L’éditorial de François Marcilhac
Il ne faut pas se tromper d’élections ! Car, contrairement à ce que le pays légal martèle, les élections européennes sont des élections nationales. Il faut donc voter uniquement en fonction de l’intérêt de la France, de la France seule. Il n’y a pas de bien commun européen, faute pour l’Europe d’exister en dehors d’une organisation aussi artificielle que tentaculaire, privative de la liberté des peuples.
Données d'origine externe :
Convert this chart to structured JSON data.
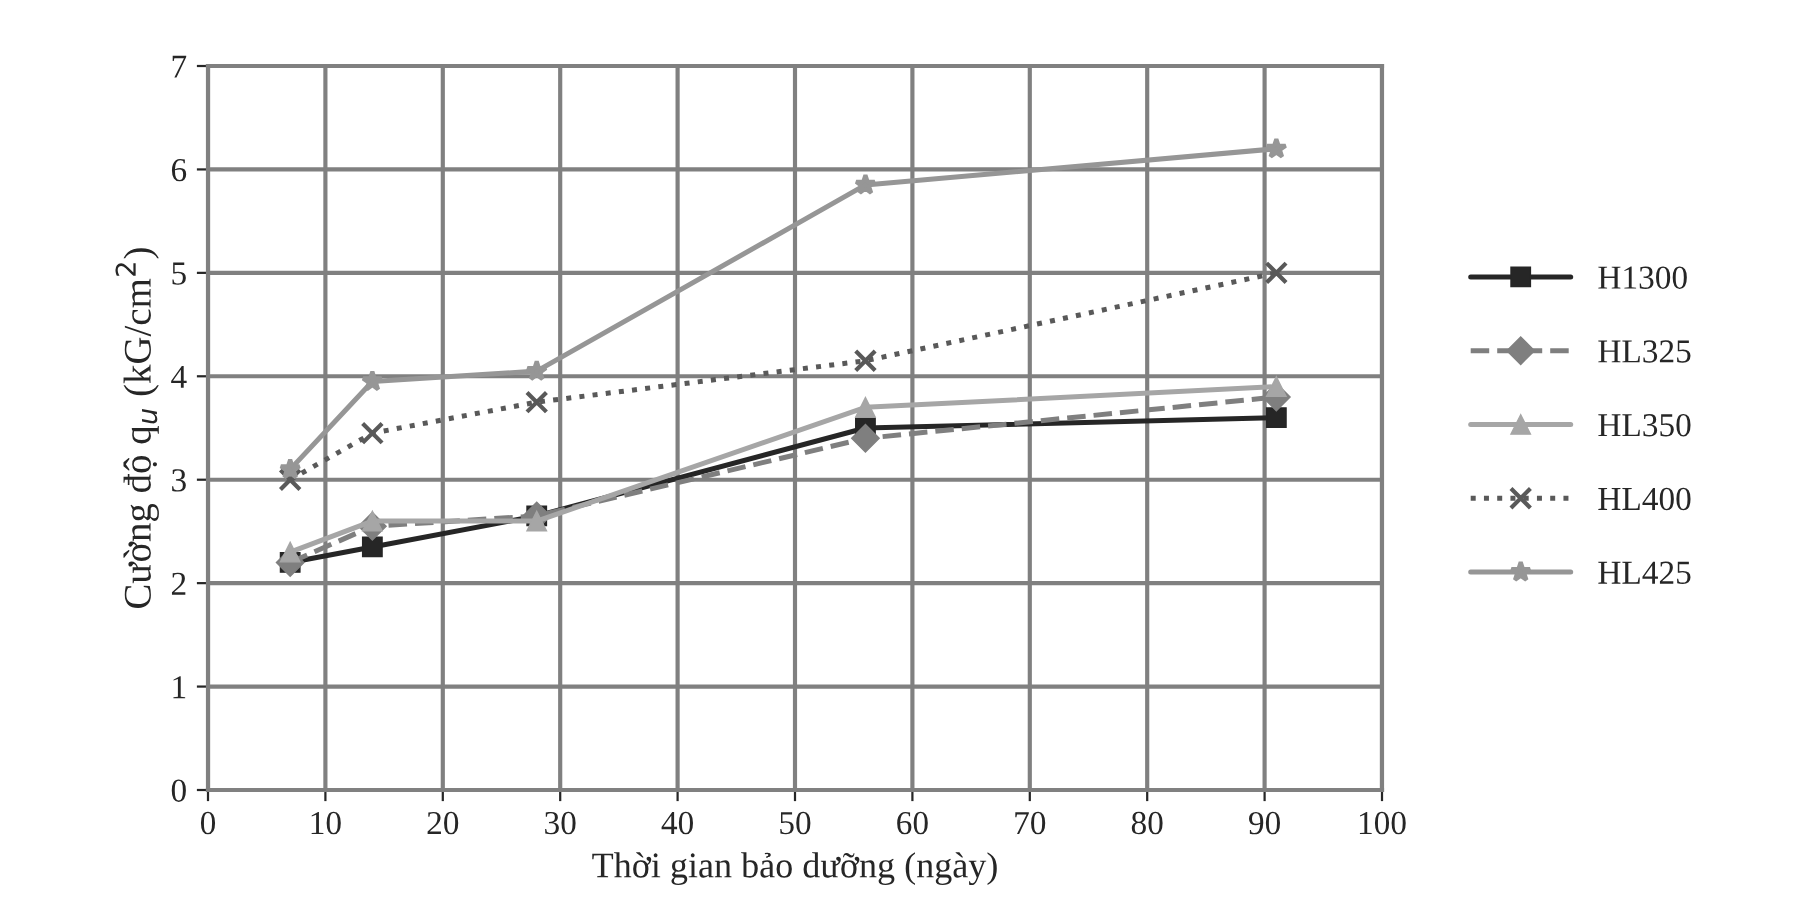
{
  "chart_data": {
    "type": "line",
    "xlabel": "Thời gian bảo dưỡng (ngày)",
    "ylabel": "Cường độ q$_{u}$ (kG/cm$^{2}$)",
    "x": [
      7,
      14,
      28,
      56,
      91
    ],
    "series": [
      {
        "name": "H1300",
        "color": "#262626",
        "marker": "square",
        "line_style": "solid",
        "values": [
          2.2,
          2.35,
          2.65,
          3.5,
          3.6
        ]
      },
      {
        "name": "HL325",
        "color": "#7f7f7f",
        "marker": "diamond",
        "line_style": "dashed",
        "values": [
          2.2,
          2.55,
          2.65,
          3.4,
          3.8
        ]
      },
      {
        "name": "HL350",
        "color": "#a6a6a6",
        "marker": "triangle",
        "line_style": "solid",
        "values": [
          2.3,
          2.6,
          2.6,
          3.7,
          3.9
        ]
      },
      {
        "name": "HL400",
        "color": "#595959",
        "marker": "cross",
        "line_style": "dotted",
        "values": [
          3.0,
          3.45,
          3.75,
          4.15,
          5.0
        ]
      },
      {
        "name": "HL425",
        "color": "#969696",
        "marker": "star",
        "line_style": "solid",
        "values": [
          3.1,
          3.95,
          4.05,
          5.85,
          6.2
        ]
      }
    ],
    "xlim": [
      0,
      100
    ],
    "xticks": [
      0,
      10,
      20,
      30,
      40,
      50,
      60,
      70,
      80,
      90,
      100
    ],
    "ylim": [
      0,
      7
    ],
    "yticks": [
      0,
      1,
      2,
      3,
      4,
      5,
      6,
      7
    ],
    "grid": true,
    "legend": "right"
  }
}
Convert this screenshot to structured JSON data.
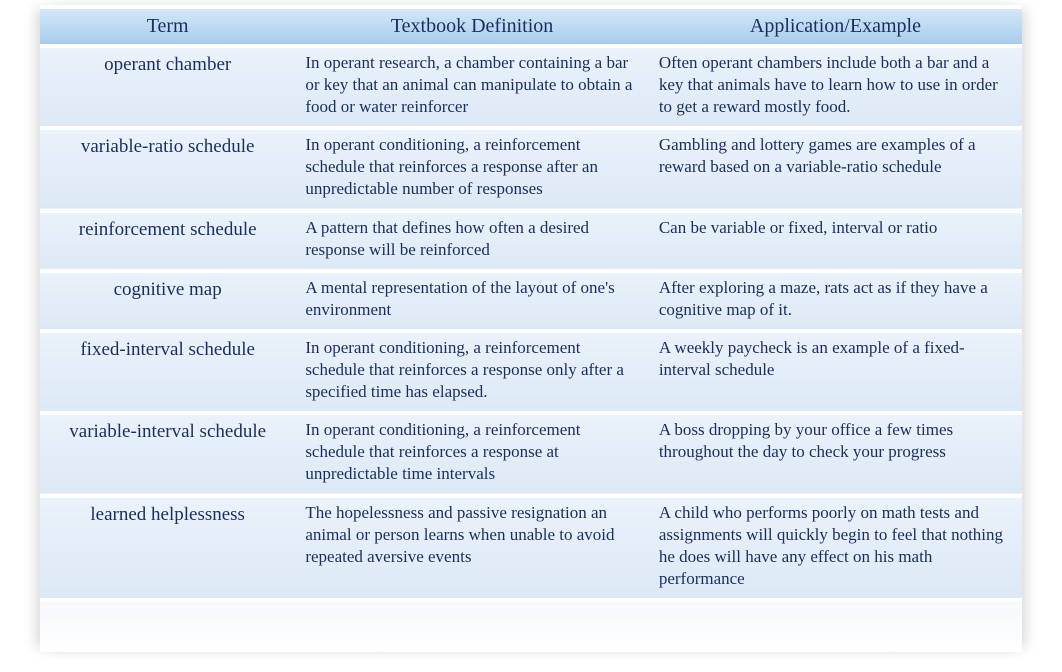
{
  "headers": {
    "term": "Term",
    "definition": "Textbook Definition",
    "application": "Application/Example"
  },
  "rows": [
    {
      "term": "operant chamber",
      "definition": "In operant research, a chamber containing a bar or key that an animal can manipulate to obtain a food or water reinforcer",
      "application": "Often operant chambers include both a bar and a key that animals have to learn how to use in order to get a reward mostly food."
    },
    {
      "term": "variable-ratio schedule",
      "definition": "In operant conditioning, a reinforcement schedule that reinforces a response after an unpredictable number of responses",
      "application": "Gambling and lottery games are examples of a reward based on a variable-ratio schedule"
    },
    {
      "term": "reinforcement schedule",
      "definition": "A pattern that defines how often a desired response will be reinforced",
      "application": "Can be variable or fixed, interval or ratio"
    },
    {
      "term": "cognitive map",
      "definition": "A mental representation of the layout of one's environment",
      "application": "After exploring a maze, rats act as if they have a cognitive map of it."
    },
    {
      "term": "fixed-interval schedule",
      "definition": "In operant conditioning, a reinforcement schedule that reinforces a response only after a specified time has elapsed.",
      "application": "A weekly paycheck is an example of a fixed-interval schedule"
    },
    {
      "term": "variable-interval schedule",
      "definition": "In operant conditioning, a reinforcement schedule that reinforces a response at unpredictable time intervals",
      "application": "A boss dropping by your office a few times throughout the day to check your progress"
    },
    {
      "term": "learned helplessness",
      "definition": "The hopelessness and passive resignation an animal or person learns when unable to avoid repeated aversive events",
      "application": "A child who performs poorly on math tests and assignments will quickly begin to feel that nothing he does will have any effect on his math performance"
    }
  ],
  "styles": {
    "header_bg_top": "#d4e6f7",
    "header_bg_bottom": "#a8cdec",
    "row_bg_top": "#eaf2fb",
    "row_bg_bottom": "#dce9f5",
    "text_color": "#1a2d5e",
    "header_fontsize": 20,
    "term_fontsize": 19,
    "body_fontsize": 17,
    "font_family": "Georgia, serif"
  }
}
Et il n’y en a pas plus en matière géopolitique, à moins d’accréditer le discours euraméricain, qu’en matière de défense : en dehors de solidarités variables au gré de l’histoire, quelle identité d’intérêt entre de petits États confinés par leur géographie et condamnés à confier leur défense à l’étranger, et la France, présente sur les cinq continents, puissance nucléaire (encore) indépendante et membre permanent du Conseil de sécurité de l’ONU ? Et quand bien même les États-Unis se désengageraient — dans quelle mesure ? — de l’OTAN, rien d’existentiel ne se jouerait pour notre pays, du moins s’il recouvrait la voie d’une diplomatie indépendante. S’agissant de l’économie, celles des États membres de l’UE sont trop disparates pour que leurs intérêts ne soient pas divergents : on l’a vu avec l’énergie, primordiale en la matière, où la France a subi le diktat berlinois, au prix de milliards d’euros de déficit. L’euromark lui-même nous soutient comme la corde le pendu puisqu’il nous condamne à dépendre pour notre dette des seuls marchés financiers. Quant à la question de l’immigration, c’est un leurre de penser que la solution serait « européenne », même si, évidemment, elle a une telle dimension du seul fait de nos abandons de souveraineté. Mais le revirement spectaculaire de l’italienne Meloni, favorable au catastrophique pacte migratoire, a montré que la seule règle en la matière est le « chacun pour soi » — une règle que nous sommes les seuls à ne pas appliquer au sein de l’UE. Une fois cela compris, il est possible de parler sérieusement de ces élections.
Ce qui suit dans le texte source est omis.